According to an analysis of Dice data, meanwhile, the “average” database administrator salary is $93,435, with boosts thanks to specialization. For instance, Oracle DBAs can earn an average of $103,126, while SQL DBAs can make around $95,501 per year.
Does this role pay well?
Those database administrators in the 90th percentile for income can make $115,769 on average (again, according to Burning Glass). At this juncture, it’s worth examining how years of experience in the role will influence your salary. Take a look at the chart:
As you can see, those with 9+ years earn quite a bit more than those just starting out. That’s a reflection of their skills and abilities, of course. But which database administrator skills are particularly in-demand among employers? Fortunately, an analysis of job postings gives us an answer to that, too:
It’s no surprise that SQL would rank highly on this particular list. SQL (structured query language) is the standardized language for relational database management, which makes it one of the most vital elements in most companies’ technology roadmaps. Knowledge of SQL is also vital if you want to fully grasp its offshoots and derivations such as NoSQL. Mastery of the data backbone of so many systems is key if a database administrator wants maximum pay.
Do I need a degree to become a database administrator?
Some 78.8 percent of job postings for database administrators ask for a bachelor’s degree, while 12.3 percent say that applicants only need to have completed high school. Very small percentages want candidates with an associate’s degree, master’s degree, or doctorate.

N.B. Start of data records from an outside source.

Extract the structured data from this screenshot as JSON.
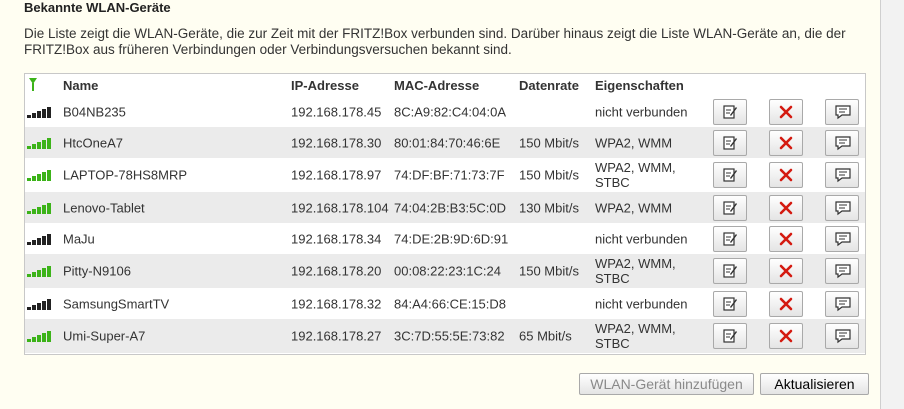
{
  "heading": "Bekannte WLAN-Geräte",
  "intro": "Die Liste zeigt die WLAN-Geräte, die zur Zeit mit der FRITZ!Box verbunden sind. Darüber hinaus zeigt die Liste WLAN-Geräte an, die der FRITZ!Box aus früheren Verbindungen oder Verbindungsversuchen bekannt sind.",
  "columns": {
    "name": "Name",
    "ip": "IP-Adresse",
    "mac": "MAC-Adresse",
    "rate": "Datenrate",
    "props": "Eigenschaften"
  },
  "colors": {
    "signal_active": "#3cb319",
    "signal_inactive": "#222222",
    "delete": "#d41a10"
  },
  "icons": {
    "antenna": "antenna-icon",
    "signal": "signal-strength-icon",
    "edit": "edit-icon",
    "delete": "delete-icon",
    "details": "details-icon"
  },
  "devices": [
    {
      "name": "B04NB235",
      "ip": "192.168.178.45",
      "mac": "8C:A9:82:C4:04:0A",
      "rate": "",
      "props": "nicht verbunden",
      "connected": false
    },
    {
      "name": "HtcOneA7",
      "ip": "192.168.178.30",
      "mac": "80:01:84:70:46:6E",
      "rate": "150 Mbit/s",
      "props": "WPA2, WMM",
      "connected": true
    },
    {
      "name": "LAPTOP-78HS8MRP",
      "ip": "192.168.178.97",
      "mac": "74:DF:BF:71:73:7F",
      "rate": "150 Mbit/s",
      "props": "WPA2, WMM, STBC",
      "connected": true
    },
    {
      "name": "Lenovo-Tablet",
      "ip": "192.168.178.104",
      "mac": "74:04:2B:B3:5C:0D",
      "rate": "130 Mbit/s",
      "props": "WPA2, WMM",
      "connected": true
    },
    {
      "name": "MaJu",
      "ip": "192.168.178.34",
      "mac": "74:DE:2B:9D:6D:91",
      "rate": "",
      "props": "nicht verbunden",
      "connected": false
    },
    {
      "name": "Pitty-N9106",
      "ip": "192.168.178.20",
      "mac": "00:08:22:23:1C:24",
      "rate": "150 Mbit/s",
      "props": "WPA2, WMM, STBC",
      "connected": true
    },
    {
      "name": "SamsungSmartTV",
      "ip": "192.168.178.32",
      "mac": "84:A4:66:CE:15:D8",
      "rate": "",
      "props": "nicht verbunden",
      "connected": false
    },
    {
      "name": "Umi-Super-A7",
      "ip": "192.168.178.27",
      "mac": "3C:7D:55:5E:73:82",
      "rate": "65 Mbit/s",
      "props": "WPA2, WMM, STBC",
      "connected": true
    }
  ],
  "buttons": {
    "add": "WLAN-Gerät hinzufügen",
    "refresh": "Aktualisieren"
  }
}
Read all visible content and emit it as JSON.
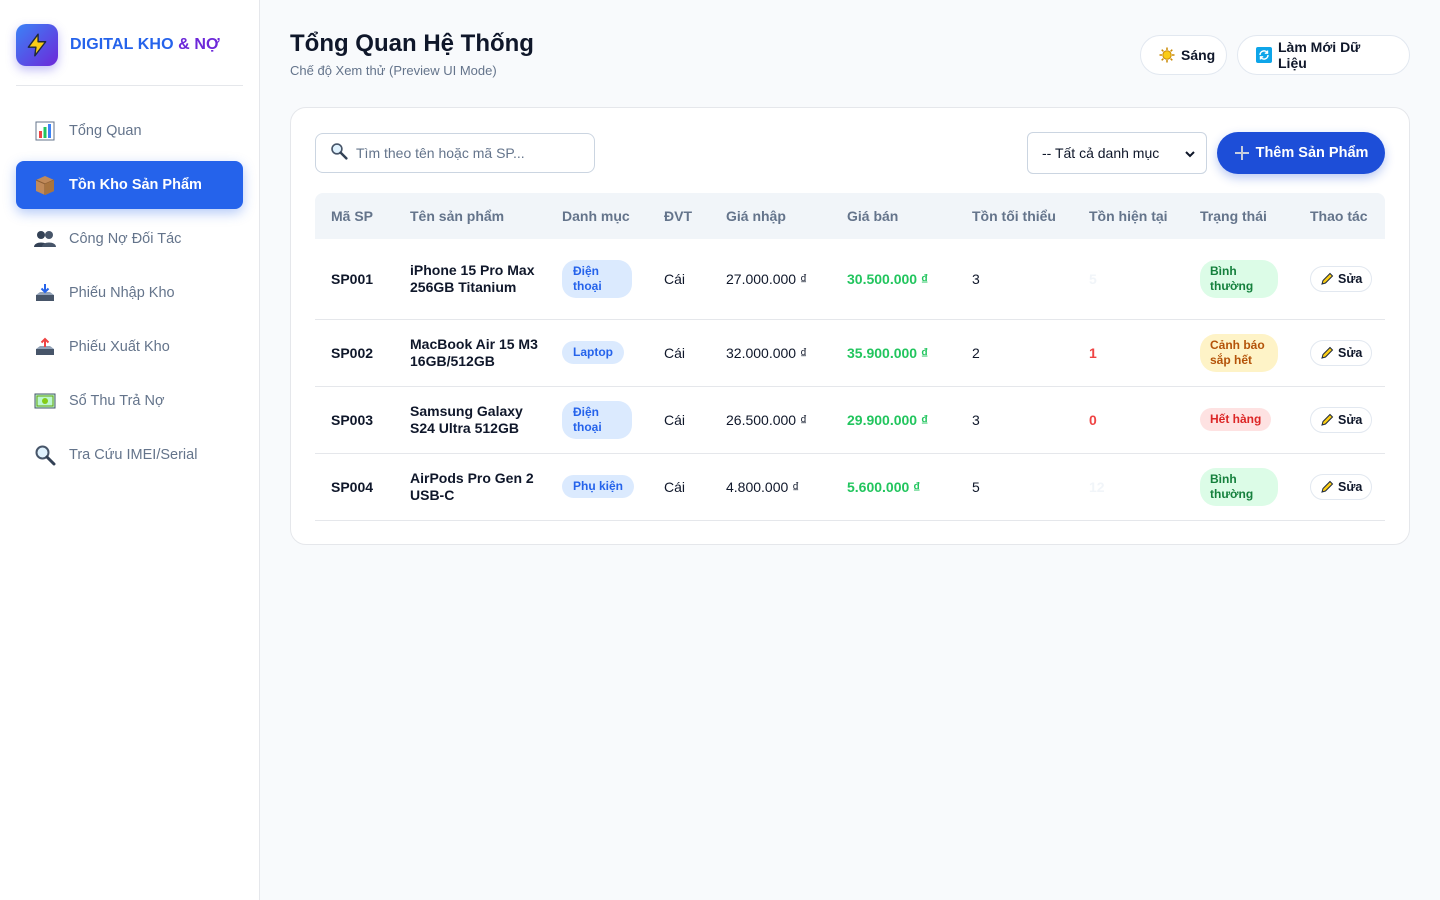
{
  "brand": {
    "name_part1": "DIGITAL KHO",
    "name_amp": " & NỢ"
  },
  "colors": {
    "accent": "#2563eb",
    "success": "#22c55e",
    "warning": "#b45309",
    "danger": "#ef4444"
  },
  "sidebar": {
    "items": [
      {
        "label": "Tổng Quan",
        "icon": "bar-chart-icon"
      },
      {
        "label": "Tồn Kho Sản Phẩm",
        "icon": "package-icon",
        "active": true
      },
      {
        "label": "Công Nợ Đối Tác",
        "icon": "users-icon"
      },
      {
        "label": "Phiếu Nhập Kho",
        "icon": "inbox-tray-icon"
      },
      {
        "label": "Phiếu Xuất Kho",
        "icon": "outbox-tray-icon"
      },
      {
        "label": "Sổ Thu Trả Nợ",
        "icon": "money-icon"
      },
      {
        "label": "Tra Cứu IMEI/Serial",
        "icon": "search-icon"
      }
    ]
  },
  "header": {
    "title": "Tổng Quan Hệ Thống",
    "subtitle": "Chế độ Xem thử (Preview UI Mode)",
    "theme_label": "Sáng",
    "refresh_label": "Làm Mới Dữ Liệu"
  },
  "toolbar": {
    "search_placeholder": "Tìm theo tên hoặc mã SP...",
    "category_selected": "-- Tất cả danh mục",
    "add_label": "Thêm Sản Phẩm"
  },
  "table": {
    "columns": [
      "Mã SP",
      "Tên sản phẩm",
      "Danh mục",
      "ĐVT",
      "Giá nhập",
      "Giá bán",
      "Tồn tối thiểu",
      "Tồn hiện tại",
      "Trạng thái",
      "Thao tác"
    ],
    "edit_label": "Sửa",
    "rows": [
      {
        "code": "SP001",
        "name": "iPhone 15 Pro Max 256GB Titanium",
        "category": "Điện thoại",
        "unit": "Cái",
        "cost": "27.000.000 ₫",
        "price": "30.500.000 ₫",
        "min_stock": "3",
        "current_stock": "5",
        "status": "Bình thường",
        "status_type": "ok"
      },
      {
        "code": "SP002",
        "name": "MacBook Air 15 M3 16GB/512GB",
        "category": "Laptop",
        "unit": "Cái",
        "cost": "32.000.000 ₫",
        "price": "35.900.000 ₫",
        "min_stock": "2",
        "current_stock": "1",
        "status": "Cảnh báo sắp hết",
        "status_type": "warn"
      },
      {
        "code": "SP003",
        "name": "Samsung Galaxy S24 Ultra 512GB",
        "category": "Điện thoại",
        "unit": "Cái",
        "cost": "26.500.000 ₫",
        "price": "29.900.000 ₫",
        "min_stock": "3",
        "current_stock": "0",
        "status": "Hết hàng",
        "status_type": "out"
      },
      {
        "code": "SP004",
        "name": "AirPods Pro Gen 2 USB-C",
        "category": "Phụ kiện",
        "unit": "Cái",
        "cost": "4.800.000 ₫",
        "price": "5.600.000 ₫",
        "min_stock": "5",
        "current_stock": "12",
        "status": "Bình thường",
        "status_type": "ok"
      }
    ]
  }
}
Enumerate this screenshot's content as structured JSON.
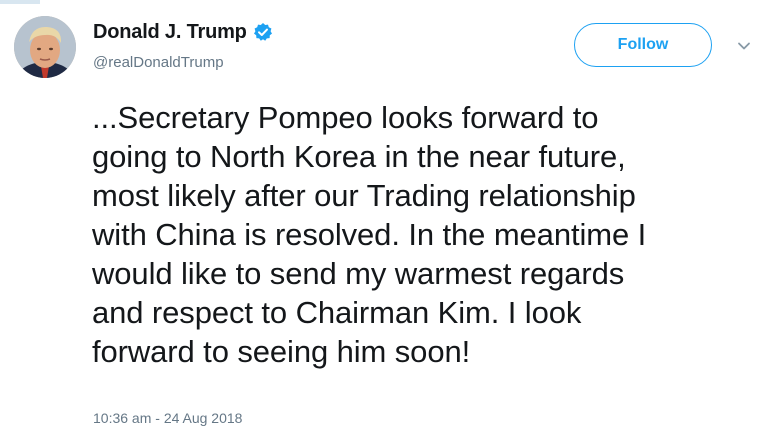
{
  "author": {
    "display_name": "Donald J. Trump",
    "handle": "@realDonaldTrump",
    "verified": true
  },
  "actions": {
    "follow_label": "Follow"
  },
  "tweet": {
    "text": "...Secretary Pompeo looks forward to\ngoing to North Korea in the near future,\nmost likely after our Trading relationship\nwith China is resolved. In the meantime I\nwould like to send my warmest regards\nand respect to Chairman Kim. I look\nforward to seeing him soon!",
    "timestamp": "10:36 am - 24 Aug 2018"
  },
  "icons": {
    "verified": "verified-badge-icon",
    "menu": "chevron-down-icon",
    "avatar": "profile-avatar"
  },
  "colors": {
    "accent": "#1da1f2",
    "secondary_text": "#657786",
    "primary_text": "#14171a"
  }
}
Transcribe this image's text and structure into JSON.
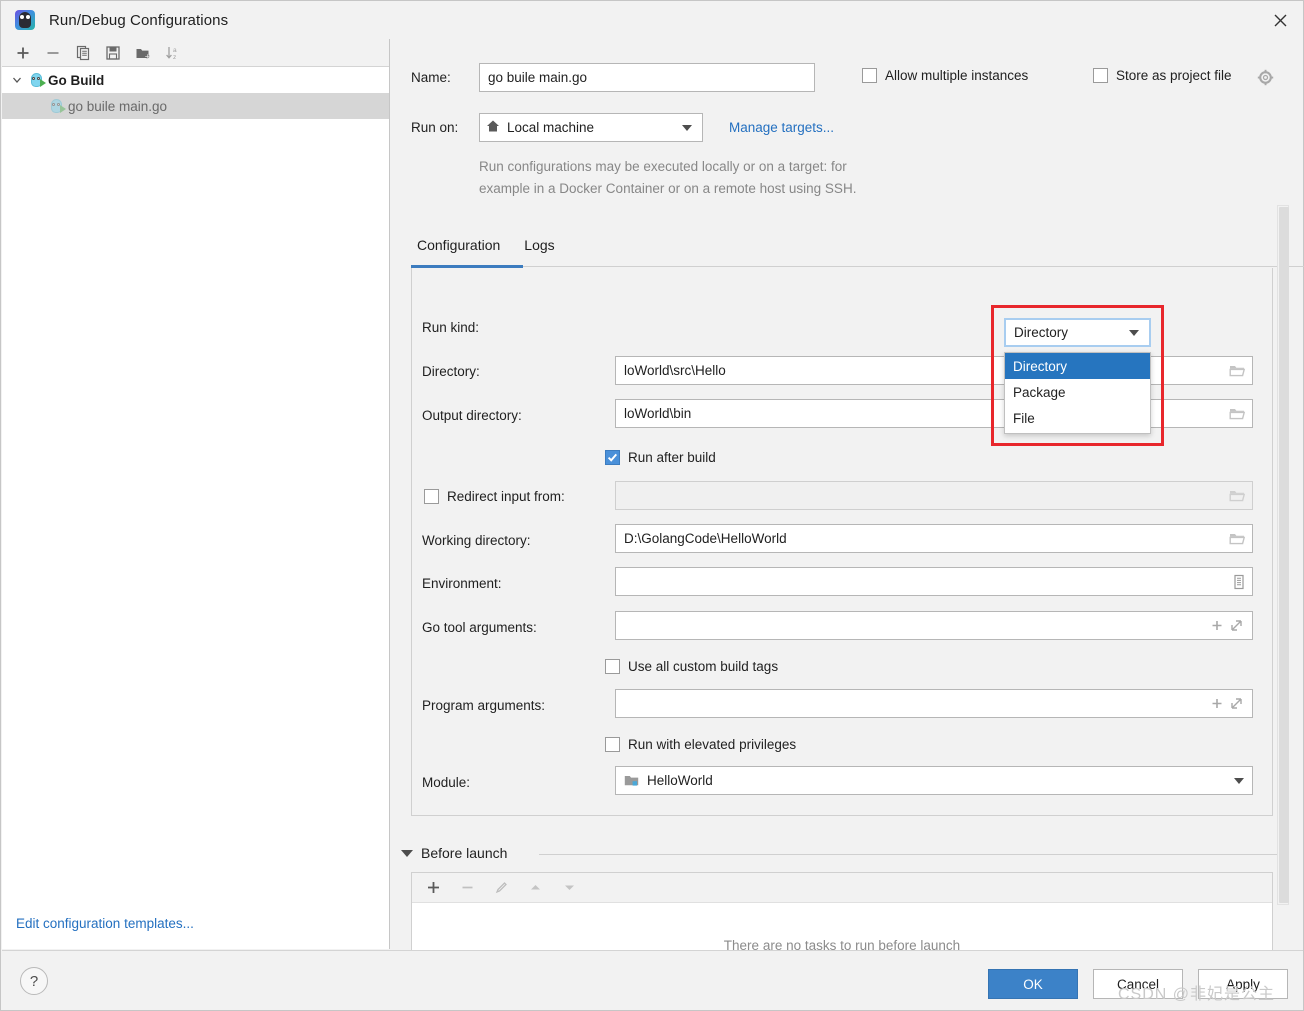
{
  "window": {
    "title": "Run/Debug Configurations",
    "app_icon": "go-goland-icon",
    "close_label": "×"
  },
  "sidebar": {
    "toolbar": [
      {
        "name": "add-configuration-button",
        "icon": "plus-icon"
      },
      {
        "name": "remove-configuration-button",
        "icon": "minus-icon"
      },
      {
        "name": "copy-configuration-button",
        "icon": "copy-icon"
      },
      {
        "name": "save-configuration-button",
        "icon": "save-icon"
      },
      {
        "name": "move-into-folder-button",
        "icon": "folder-add-icon"
      },
      {
        "name": "sort-configurations-button",
        "icon": "sort-alpha-icon"
      }
    ],
    "tree": [
      {
        "label": "Go Build",
        "icon": "go-build-icon",
        "group": true,
        "expanded": true,
        "selected": false
      },
      {
        "label": "go buile main.go",
        "icon": "go-run-icon",
        "group": false,
        "selected": true
      }
    ],
    "edit_templates_link": "Edit configuration templates..."
  },
  "form": {
    "name_label": "Name:",
    "name_value": "go buile main.go",
    "allow_multiple_label": "Allow multiple instances",
    "allow_multiple_checked": false,
    "store_project_label": "Store as project file",
    "store_project_checked": false,
    "gear_icon": "gear-icon",
    "run_on_label": "Run on:",
    "run_on_value": "Local machine",
    "run_on_icon": "home-icon",
    "manage_targets_link": "Manage targets...",
    "hint_line1": "Run configurations may be executed locally or on a target: for",
    "hint_line2": "example in a Docker Container or on a remote host using SSH."
  },
  "tabs": [
    {
      "label": "Configuration",
      "active": true
    },
    {
      "label": "Logs",
      "active": false
    }
  ],
  "configuration": {
    "run_kind_label": "Run kind:",
    "run_kind_value": "Directory",
    "run_kind_options": [
      {
        "label": "Directory",
        "selected": true
      },
      {
        "label": "Package",
        "selected": false
      },
      {
        "label": "File",
        "selected": false
      }
    ],
    "directory_label": "Directory:",
    "directory_value": "loWorld\\src\\Hello",
    "output_directory_label": "Output directory:",
    "output_directory_value": "loWorld\\bin",
    "run_after_build_label": "Run after build",
    "run_after_build_checked": true,
    "redirect_input_label": "Redirect input from:",
    "redirect_input_checked": false,
    "redirect_input_value": "",
    "working_directory_label": "Working directory:",
    "working_directory_value": "D:\\GolangCode\\HelloWorld",
    "environment_label": "Environment:",
    "environment_value": "",
    "go_tool_args_label": "Go tool arguments:",
    "go_tool_args_value": "",
    "build_tags_label": "Use all custom build tags",
    "build_tags_checked": false,
    "program_args_label": "Program arguments:",
    "program_args_value": "",
    "elevated_label": "Run with elevated privileges",
    "elevated_checked": false,
    "module_label": "Module:",
    "module_value": "HelloWorld",
    "module_icon": "module-folder-icon"
  },
  "before_launch": {
    "title": "Before launch",
    "expanded": true,
    "toolbar": [
      {
        "name": "add-task-button",
        "icon": "plus-icon"
      },
      {
        "name": "remove-task-button",
        "icon": "minus-icon"
      },
      {
        "name": "edit-task-button",
        "icon": "pencil-icon"
      },
      {
        "name": "move-up-button",
        "icon": "arrow-up-icon"
      },
      {
        "name": "move-down-button",
        "icon": "arrow-down-icon"
      }
    ],
    "empty_text": "There are no tasks to run before launch"
  },
  "footer": {
    "help_label": "?",
    "ok_label": "OK",
    "cancel_label": "Cancel",
    "apply_label": "Apply"
  },
  "watermark": "CSDN @非妃是公主",
  "colors": {
    "accent": "#3c82c8",
    "link": "#2470c0",
    "highlight_box": "#e8272c",
    "selection": "#2675bf",
    "tab_underline": "#3c7cbf"
  }
}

According to the data, earning at least a bachelor’s degree can have a significant impact on your earnings, irrespective of any particular skills or experience you might bring to an employer. Take a look at the chart:
Those with a bachelor’s degree could potentially earn a six-figure salary, depending on company, skills, and other factors. And that’s before you consider some of the other elements of a typical compensation package, including bonuses and stock options.